Por: Clara Oliva Antoniazzi - clara.antoniazzi@gmail.com / http://sejamosseres.blogspot.com.br
Continuação de: Ciência Goetheana
Esse capítulo introduz Goethe como cientista através
de seu método de pesquisa. No começo explicarei a ciência de Goethe baseando-me
nos seus próprios textos, em seguida elucidarei sua metodologia através da
interpretação de Nigel Hoffman.
“Você precisa confiar
em seus sentidos:
eles não te mostrarão
nada falso
se sua inteligência
se mantiver acordada.
Mantenha seus olhos puros
e abertos e lépidos,
e mova-se com passos
certos, porém flexíveis,
por entre campos de
um mundo ricamente dotado”
(Goethe, citado em
Nayldler, 1996: 29)
Johann Wolfgang von Goethe nasceu na Alemanha dia 28
de agosto de 1749. É considerado um dos maiores escritores da literatura
moderna, sendo conhecido mundialmente por seu memorável trabalho literário Fausto. Por isso é possível
surpreender-se ao saber que Goethe também era um cientista e que ‘considerou
suas pesquisas científicas seu feito mais significativo’ (Miller, 2009: xvi). Dentre
suas realizações na área da ciência encontramos: a descoberta do osso intermaxilar
no ser humano (o que ajudou a preparar a base para a teoria moderna da
evolução); uma investigação original sobre o processo de crescimento das
plantas; foi o primeiro a usar o termo morfologia
e o primeiro a compreender corretamente a resposta fisiológica normal às cores
(Miller, 1995: xi).
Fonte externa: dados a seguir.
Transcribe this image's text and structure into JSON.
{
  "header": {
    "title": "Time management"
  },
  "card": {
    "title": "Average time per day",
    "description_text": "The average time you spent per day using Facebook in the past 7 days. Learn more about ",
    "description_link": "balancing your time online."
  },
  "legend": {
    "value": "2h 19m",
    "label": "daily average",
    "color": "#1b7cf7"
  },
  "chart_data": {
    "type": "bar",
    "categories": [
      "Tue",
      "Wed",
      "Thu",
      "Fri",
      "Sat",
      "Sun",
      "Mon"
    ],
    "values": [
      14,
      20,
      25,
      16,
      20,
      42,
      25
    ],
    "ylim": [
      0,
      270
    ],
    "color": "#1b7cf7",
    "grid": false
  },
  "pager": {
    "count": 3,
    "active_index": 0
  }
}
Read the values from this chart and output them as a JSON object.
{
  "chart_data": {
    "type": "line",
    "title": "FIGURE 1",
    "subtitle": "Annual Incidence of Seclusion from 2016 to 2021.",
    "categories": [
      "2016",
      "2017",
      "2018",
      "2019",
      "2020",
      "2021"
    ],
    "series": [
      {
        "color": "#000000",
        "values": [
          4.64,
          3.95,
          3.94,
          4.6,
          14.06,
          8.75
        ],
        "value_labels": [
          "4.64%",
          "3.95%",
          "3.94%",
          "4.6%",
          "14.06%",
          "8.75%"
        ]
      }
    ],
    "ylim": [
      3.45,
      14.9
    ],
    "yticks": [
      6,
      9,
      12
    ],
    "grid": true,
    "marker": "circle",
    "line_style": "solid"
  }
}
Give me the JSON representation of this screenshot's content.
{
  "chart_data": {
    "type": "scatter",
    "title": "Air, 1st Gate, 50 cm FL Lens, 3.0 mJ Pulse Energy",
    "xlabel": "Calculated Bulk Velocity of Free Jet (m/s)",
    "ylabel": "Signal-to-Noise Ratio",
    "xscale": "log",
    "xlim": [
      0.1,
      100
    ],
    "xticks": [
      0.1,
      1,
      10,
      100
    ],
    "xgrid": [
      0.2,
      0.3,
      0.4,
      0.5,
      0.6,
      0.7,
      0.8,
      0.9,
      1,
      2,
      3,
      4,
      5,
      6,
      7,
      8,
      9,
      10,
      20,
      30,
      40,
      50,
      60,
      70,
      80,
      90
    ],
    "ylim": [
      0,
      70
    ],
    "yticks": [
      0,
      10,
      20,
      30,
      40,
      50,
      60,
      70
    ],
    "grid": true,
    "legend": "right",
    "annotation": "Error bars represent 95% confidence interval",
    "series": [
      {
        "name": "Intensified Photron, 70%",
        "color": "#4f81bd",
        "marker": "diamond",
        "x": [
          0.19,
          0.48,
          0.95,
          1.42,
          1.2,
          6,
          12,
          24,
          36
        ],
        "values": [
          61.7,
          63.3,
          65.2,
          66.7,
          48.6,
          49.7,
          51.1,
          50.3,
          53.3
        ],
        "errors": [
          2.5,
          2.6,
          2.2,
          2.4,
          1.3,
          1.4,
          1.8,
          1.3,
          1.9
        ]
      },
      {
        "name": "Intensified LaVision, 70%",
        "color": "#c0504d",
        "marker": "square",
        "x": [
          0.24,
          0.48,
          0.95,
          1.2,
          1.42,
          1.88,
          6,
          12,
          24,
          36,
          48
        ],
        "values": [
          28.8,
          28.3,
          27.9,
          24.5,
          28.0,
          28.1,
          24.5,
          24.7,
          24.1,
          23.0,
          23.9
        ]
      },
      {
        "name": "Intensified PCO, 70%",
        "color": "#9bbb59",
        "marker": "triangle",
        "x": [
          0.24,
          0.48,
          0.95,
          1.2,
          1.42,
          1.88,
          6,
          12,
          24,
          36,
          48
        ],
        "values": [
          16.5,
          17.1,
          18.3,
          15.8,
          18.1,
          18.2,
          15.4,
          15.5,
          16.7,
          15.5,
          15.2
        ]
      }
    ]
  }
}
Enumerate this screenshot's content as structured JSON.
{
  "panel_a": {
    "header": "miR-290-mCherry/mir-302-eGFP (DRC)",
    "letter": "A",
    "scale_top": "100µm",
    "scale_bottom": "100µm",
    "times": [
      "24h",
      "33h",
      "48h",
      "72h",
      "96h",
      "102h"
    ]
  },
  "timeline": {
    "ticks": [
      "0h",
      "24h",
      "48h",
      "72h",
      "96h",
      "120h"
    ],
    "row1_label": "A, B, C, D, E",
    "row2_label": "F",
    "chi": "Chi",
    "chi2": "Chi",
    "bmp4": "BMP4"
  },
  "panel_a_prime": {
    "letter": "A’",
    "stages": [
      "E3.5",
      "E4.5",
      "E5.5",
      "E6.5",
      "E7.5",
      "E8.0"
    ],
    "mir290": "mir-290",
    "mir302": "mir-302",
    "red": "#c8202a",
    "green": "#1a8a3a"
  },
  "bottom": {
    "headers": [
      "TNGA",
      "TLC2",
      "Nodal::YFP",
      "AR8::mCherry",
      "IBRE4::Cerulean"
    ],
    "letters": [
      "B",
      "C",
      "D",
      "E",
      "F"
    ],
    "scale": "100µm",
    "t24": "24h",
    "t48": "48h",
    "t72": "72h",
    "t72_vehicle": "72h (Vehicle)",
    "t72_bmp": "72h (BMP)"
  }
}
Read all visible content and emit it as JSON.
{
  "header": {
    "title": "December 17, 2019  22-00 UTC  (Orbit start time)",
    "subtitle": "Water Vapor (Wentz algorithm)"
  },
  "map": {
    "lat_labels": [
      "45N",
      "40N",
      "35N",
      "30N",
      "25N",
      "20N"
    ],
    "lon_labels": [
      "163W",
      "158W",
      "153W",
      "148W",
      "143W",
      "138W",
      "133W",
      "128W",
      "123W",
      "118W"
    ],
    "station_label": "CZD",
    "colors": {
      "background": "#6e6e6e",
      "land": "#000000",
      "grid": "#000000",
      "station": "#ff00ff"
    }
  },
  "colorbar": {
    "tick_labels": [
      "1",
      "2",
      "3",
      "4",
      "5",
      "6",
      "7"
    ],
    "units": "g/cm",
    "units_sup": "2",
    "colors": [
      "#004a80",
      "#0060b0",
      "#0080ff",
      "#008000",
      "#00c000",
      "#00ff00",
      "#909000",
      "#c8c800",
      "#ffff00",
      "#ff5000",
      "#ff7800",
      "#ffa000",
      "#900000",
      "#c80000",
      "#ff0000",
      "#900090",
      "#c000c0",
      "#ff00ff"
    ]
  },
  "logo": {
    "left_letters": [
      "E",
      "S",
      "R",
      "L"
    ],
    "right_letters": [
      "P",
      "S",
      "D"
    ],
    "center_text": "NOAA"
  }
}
Seu trabalho dentro da ciência inclui as áreas de morfologia,
botânica, zoologia, geologia, meteorologia e física, onde ele realizou seu
trabalho científico mais substancial, Teoria
das Cores em 1810 (Miller, 2009: xvi), no qual ele oferece uma alternativa
à visão Newtoniana.
Com o avanço tecnológico e o uso de instrumentos mais
precisos e sensíveis do que o corpo humano no estudo dos fenômenos, a abordagem
mecanicista e reducionista ganha espaço quanto ao modo de apreensão do mundo. Goethe
batalhou contra a maneira pela qual a ciência estava sendo feita na sua época. Ele
não concordava com o pensamento newtoniano mecanicista, com a forma
reducionista de quebrar um sistema em partes e estudá-las cada vez mais
profundamente esquecendo o todo e ignorando o contexto maior. Goethe ‘podia ver
o benefício da observação cada vez mais precisa através do uso de instrumentos,
[mas] ele acreditava que a menos que essas observações fossem reconectadas com
a relação viva humana com a natureza, elas iriam levar ao entendimento
unilateral distorcido do mundo’ (Naydler, 1996: 28). Para Goethe partes e todo
deveriam ser estudas em relação uma com a outra. Ele escreveu: ‘Mentes fracas
cometem o erro mental de pular diretamente do particular para o geral quando,
na verdade, o geral pode ser encontrado somente dentro do todo’ (Goethe, 1995:
307). Ele estava olhando para as partes para encontrar o todo e para o todo
para encontrar as partes; ele estava vendo um todo múltiplo ao invés de partes
diferentes que formariam um tudo ou um todo que poderia ser dividido em partes.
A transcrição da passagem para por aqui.